Personal information
- Born: March 19, 1957 (age 69) Odessa, Texas, U.S.

Career information
- College: San Diego State
- NFL draft: 1981: undrafted

Career history
- Kansas City Chiefs (1981–1982); Arizona Wranglers (1983); Washington Federals (1984); Orlando Renegades (1985);

Career NFL statistics
- Rushing attempts: 30
- Rushing yards: 85
- Average: 2.8
- Stats at Pro Football Reference

= Curtis Bledsoe =

American football player (born 1957)

Curtis Kemp Bledsoe (born March 19, 1957, in Odessa, Texas) is an American former professional American football player who was a running back in the National Football League (NFL) for the Kansas City Chiefs in 1981 and 1982. He later played for the Arizona Wranglers, Washington Federals and Orlando Renegades of the USFL. Bledsoe played college football for
the San Diego State Aztecs.
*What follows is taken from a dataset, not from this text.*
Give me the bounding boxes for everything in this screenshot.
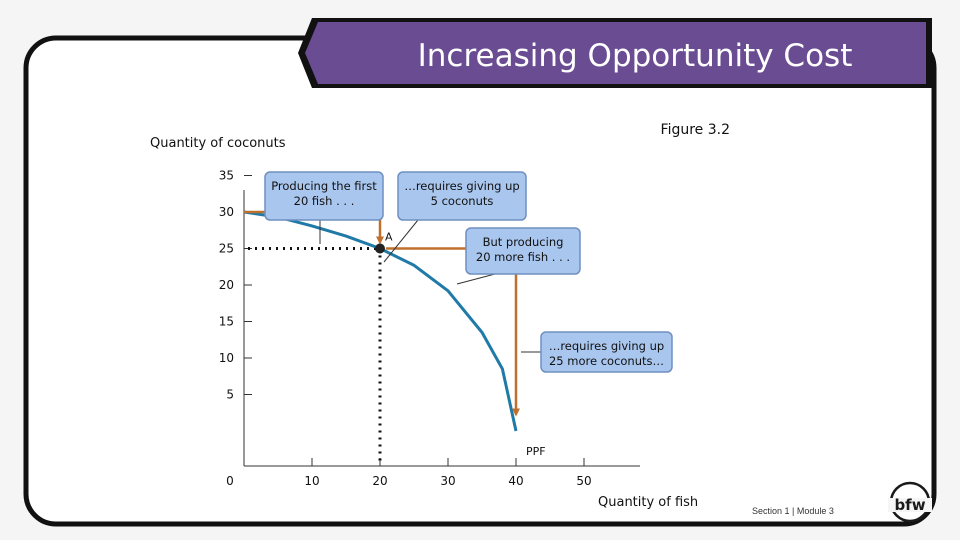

Curtis is also an avid racquetball player and has played in a semi-professional capacity for many years under sponsorship by Wilson and others.

==Personal life==

Curtis Bledsoe currently lives in Chula Vista, California, with his wife, Deborah Bledsoe. The Bledsoes have a daughter, Breanna Bledsoe, who currently attends the Howard University School of Law.